— Раньше писатели жаловались: мол, задавила цензура, "нетленные" рукописи пылятся в столах… В то же время вышли весьма жесткие романы: "Касьян остудный" Ивана Акулова, "Драчуны" Михаила Алексеева, "Судьба" Петра Проскурина… Ныне, казалось бы, полная свобода: вытаскивай "шедевры", пиши что хочешь. А где сильные книги?
— Графоманов тьма! — согласился Бондарев. — Кроме себя, никого не читают. Карманы набиты деньгами — только плати, и любую муру напечатают. К сожалению, государство совершенно безразлично к духовному состоянию общества. Что касается моих отношений с цензурой, то они были сложными. Радовался, когда удавалось договориться, прийти к обоюдному согласию. Но вот что настораживало: после выхода книг — в частности, повести "Батальоны просят огня" — вдруг обрушивалась яростная критика! Дескать, слишком обострено, так на войне не бывало… Особенно разносили вещи, в которых шла
речь о потерях. Потом прошло время, и те же критики стали писать об этих книгах совершенно противоположное. Тогда я понял простую истину: если один и тот же роман подвергается и хвале, и хуле, значит, надо верить только самому себе.
— В романе "Горячий снег" — боль и страдание простого русского солдата, борьба за человека — как символ самой жизни на земле. Благодаря тому, что роман был экранизирован и по нему поставили во многих театрах спектакли, я считаю, три поколения россиян сохранили в себе чувство патриотизма…
— Спасибо за добрые слова, — смутился Юрий Васильевич. — По большому счету, мои книги — это дань памяти тем солдатам, которые погибли за Отечество и свободу. Жаль, что эти высокие понятия истрепали донельзя. Поражает, с какой легкостью ряд деятелей культуры отказались от прежних идеалов, взявшись проповедовать низменное, отвратное, пагубное… Видимо, на то были веские причины: и личного характера, и внешнего. Не хочется даже говорить о мерзостях! Это — как болезнь…
— Об этих "вывихах" вы довольно обстоятельно написали в романах "Тишина", "Берег", "Непротивление", где сплетены воедино злободневные и вечные вопросы нашего бытия. Но идеал ведь так и не найден?
По лицу Бондарева пробежала легкая усмешка:
— Если бы идеал нашли, то тогда оказались бы бессмысленны и театр, и кино, и поэзия, и проза… Вообще — искусство. Вся жизнь — стремление к некой высшей цели. Можно сказать — идеалу. Хотя некоторые наши "революционеры" никогда не признавали и не признают слов "идея", "идеология", "идеал", не понимая, что сама жизнь — это и есть идея. Поэтому хвастать тем, что я, дескать, не служу никакой идее — означает, что не служу никому, даже себе. Сам человек — это есть великая идея на этой земле.

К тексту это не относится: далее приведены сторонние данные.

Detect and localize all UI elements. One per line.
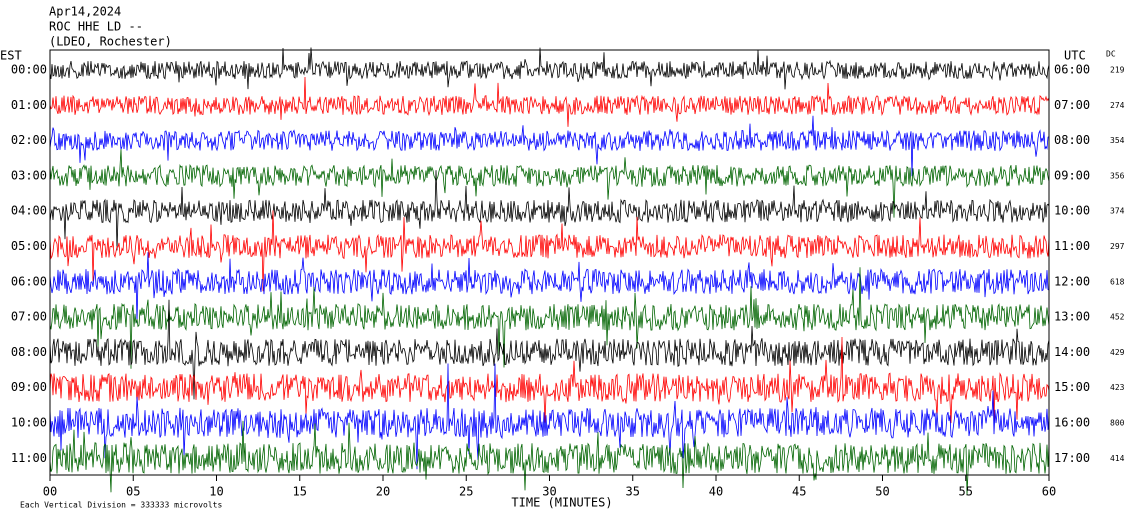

— Может, вы излишне требовательны? — пытаюсь возразить собеседнику. — В тех же романах "Выбор", "Игра", "Искушение" показываете своих героев в обстоятельствах, будто они перед высшим судом совести. Почему же в обыденной-то жизни забываем о Страшном суде?
— Простите, может быть, отвечу резко. — Бондарев весь напрягся, поднялся с кресла и заходил взволнованно взад и вперед по комнате: — Литература сама по себе изменить материальный мир не в состоянии! Она лишь способна повлиять на взгляды людей, отношение их к жизни. После того, что было написано и Шекспиром, и Сервантесом, и Толстым, и Достоевским, и Чеховым, казалось бы, все пороки и страхи должны были исчезнуть, а они существуют. И всё же отношение к миру части читающей публики, конечно, изменилось. Особенно в России, поскольку у нас слово исторически играло и играет огромную роль. Это — фундамент всего, если хотите, и Веры.
— В одной из своих миниатюр вы пишете, что за один миг можно потерять себя как личность… Слишком много искушений ныне, и русскому человеку ничего не остается иного, как полагаться только на себя, собственные силы.
— Так было всегда. Да и в Библии сказано: "Спасись сам, и спасутся тысячи вокруг тебя… "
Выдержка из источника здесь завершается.